Guessing Games
Saturday 31st July Reflecting on objects: an activity in three parts:
Part 1 Guessing Games
A small, green 1960s Antler suitcase lined with pink, watered satin bought from a Charity Shop for £1. Inside, a variety of mystery objects. Reach your hand in and pick one. Don’t think too much about which to pick, just take the first one your hand encounters. Take it out carefully so that no one else can see it and then look at it yourself, all the while keeping it hidden from others.
Next describe the object trying not to say what its function is (if it has one). What is it like? What shape is it? What colour? When someone guesses correctly place the object in the middle of the table until we have a collection.
Part 2 Relating to objects and to each other
Now, give your object to someone else who in turn gives theirs to another. Study your new object and think about something in your life it relates to. Then tell your story.
Part 3 Mini-installation
Place your story-object on the small, strange, two-tier metal trolley-on-a-lead that happens to be in the corner of the room. Everyone places their object until we have a mini-installation. We look at it, we discuss it. Look how the grain in the wood of the paintbrush handle echoes that of the lines on the curtain-rail finial. ‘Finial’? A word for the decorative end of a pole or banister for example. A new word I’d not heard before springing up from someone in the group.

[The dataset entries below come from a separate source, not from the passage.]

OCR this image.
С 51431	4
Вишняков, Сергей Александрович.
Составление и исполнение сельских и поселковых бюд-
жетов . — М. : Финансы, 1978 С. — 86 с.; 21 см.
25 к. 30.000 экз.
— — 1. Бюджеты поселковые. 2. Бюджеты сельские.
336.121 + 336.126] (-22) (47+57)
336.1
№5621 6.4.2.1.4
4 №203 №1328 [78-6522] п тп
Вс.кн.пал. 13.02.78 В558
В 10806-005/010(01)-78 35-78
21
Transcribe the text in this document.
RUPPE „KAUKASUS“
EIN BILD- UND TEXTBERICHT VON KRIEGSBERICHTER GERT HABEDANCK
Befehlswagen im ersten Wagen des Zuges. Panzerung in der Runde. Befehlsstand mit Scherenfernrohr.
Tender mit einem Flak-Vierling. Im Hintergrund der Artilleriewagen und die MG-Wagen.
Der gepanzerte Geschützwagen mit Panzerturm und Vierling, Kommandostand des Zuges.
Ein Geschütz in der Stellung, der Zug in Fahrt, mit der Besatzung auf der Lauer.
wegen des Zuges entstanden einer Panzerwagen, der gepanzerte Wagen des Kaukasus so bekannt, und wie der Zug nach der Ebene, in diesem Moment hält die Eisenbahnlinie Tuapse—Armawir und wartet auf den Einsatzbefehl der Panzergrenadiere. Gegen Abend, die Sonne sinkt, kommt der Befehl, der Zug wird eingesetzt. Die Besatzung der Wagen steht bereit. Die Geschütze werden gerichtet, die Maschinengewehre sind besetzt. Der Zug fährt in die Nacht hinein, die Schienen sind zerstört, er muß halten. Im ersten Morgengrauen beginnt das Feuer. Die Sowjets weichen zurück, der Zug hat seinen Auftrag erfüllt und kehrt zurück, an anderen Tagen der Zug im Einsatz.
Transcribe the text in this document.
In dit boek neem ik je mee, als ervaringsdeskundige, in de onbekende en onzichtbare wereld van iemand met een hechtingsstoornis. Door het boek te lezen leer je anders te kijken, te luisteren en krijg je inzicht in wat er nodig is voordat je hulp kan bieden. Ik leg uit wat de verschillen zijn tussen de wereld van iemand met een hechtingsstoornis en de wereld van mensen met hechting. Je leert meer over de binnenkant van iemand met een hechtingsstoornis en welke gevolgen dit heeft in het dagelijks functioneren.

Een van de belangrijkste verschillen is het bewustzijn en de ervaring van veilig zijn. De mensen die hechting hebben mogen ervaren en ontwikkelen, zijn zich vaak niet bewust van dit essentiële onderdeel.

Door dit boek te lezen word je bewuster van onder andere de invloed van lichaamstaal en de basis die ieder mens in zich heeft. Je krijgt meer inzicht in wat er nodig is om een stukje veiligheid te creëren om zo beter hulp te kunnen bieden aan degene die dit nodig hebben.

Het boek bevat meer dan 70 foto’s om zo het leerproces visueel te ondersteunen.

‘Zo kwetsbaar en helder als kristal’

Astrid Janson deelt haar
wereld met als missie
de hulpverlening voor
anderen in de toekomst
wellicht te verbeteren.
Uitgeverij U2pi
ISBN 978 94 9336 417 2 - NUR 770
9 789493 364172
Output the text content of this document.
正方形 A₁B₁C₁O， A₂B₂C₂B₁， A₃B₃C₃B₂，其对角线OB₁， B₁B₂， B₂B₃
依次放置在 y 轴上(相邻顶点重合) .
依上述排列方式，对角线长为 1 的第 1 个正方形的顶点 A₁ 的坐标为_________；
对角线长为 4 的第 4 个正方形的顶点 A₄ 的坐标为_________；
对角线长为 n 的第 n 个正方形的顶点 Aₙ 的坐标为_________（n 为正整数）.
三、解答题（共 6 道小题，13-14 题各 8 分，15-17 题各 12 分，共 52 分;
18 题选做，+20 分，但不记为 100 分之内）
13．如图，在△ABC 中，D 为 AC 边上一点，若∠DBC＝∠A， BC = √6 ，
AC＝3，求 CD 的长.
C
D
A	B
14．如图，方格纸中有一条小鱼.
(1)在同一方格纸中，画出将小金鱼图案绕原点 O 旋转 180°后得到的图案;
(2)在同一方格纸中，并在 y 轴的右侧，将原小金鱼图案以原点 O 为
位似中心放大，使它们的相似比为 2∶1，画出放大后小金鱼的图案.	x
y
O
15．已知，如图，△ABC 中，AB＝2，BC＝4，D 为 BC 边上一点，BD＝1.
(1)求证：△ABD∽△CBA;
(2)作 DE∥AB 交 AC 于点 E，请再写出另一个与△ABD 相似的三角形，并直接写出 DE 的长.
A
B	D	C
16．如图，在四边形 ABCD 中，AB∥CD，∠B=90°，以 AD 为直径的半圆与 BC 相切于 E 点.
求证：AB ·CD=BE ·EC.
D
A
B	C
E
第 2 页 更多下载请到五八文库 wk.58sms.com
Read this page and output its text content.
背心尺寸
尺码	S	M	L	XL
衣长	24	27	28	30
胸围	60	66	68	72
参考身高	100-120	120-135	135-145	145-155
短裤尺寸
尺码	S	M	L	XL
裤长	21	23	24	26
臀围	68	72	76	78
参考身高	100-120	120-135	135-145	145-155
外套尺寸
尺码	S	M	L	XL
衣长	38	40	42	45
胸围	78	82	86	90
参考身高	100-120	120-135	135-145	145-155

Finally, we stand back and admire our new installation of objects, which have had an encounter with each other and with our lives as we have had with each other.
I could list the objects but to do so would not do them justice and it would spoil the games in case you are thinking of coming along to take part yourself.
But there is one I can name: a small, wooden Japanese Kokeshi doll. Next Sunday I will be bringing along more of my collection of Kokeshi and describing some of my mixed feelings about these strange and beautiful objects: Collectors’ Corner 2.30pm Sunday 8th August.
Thanks to all those who took part last Saturday, it was all fun and enlightening.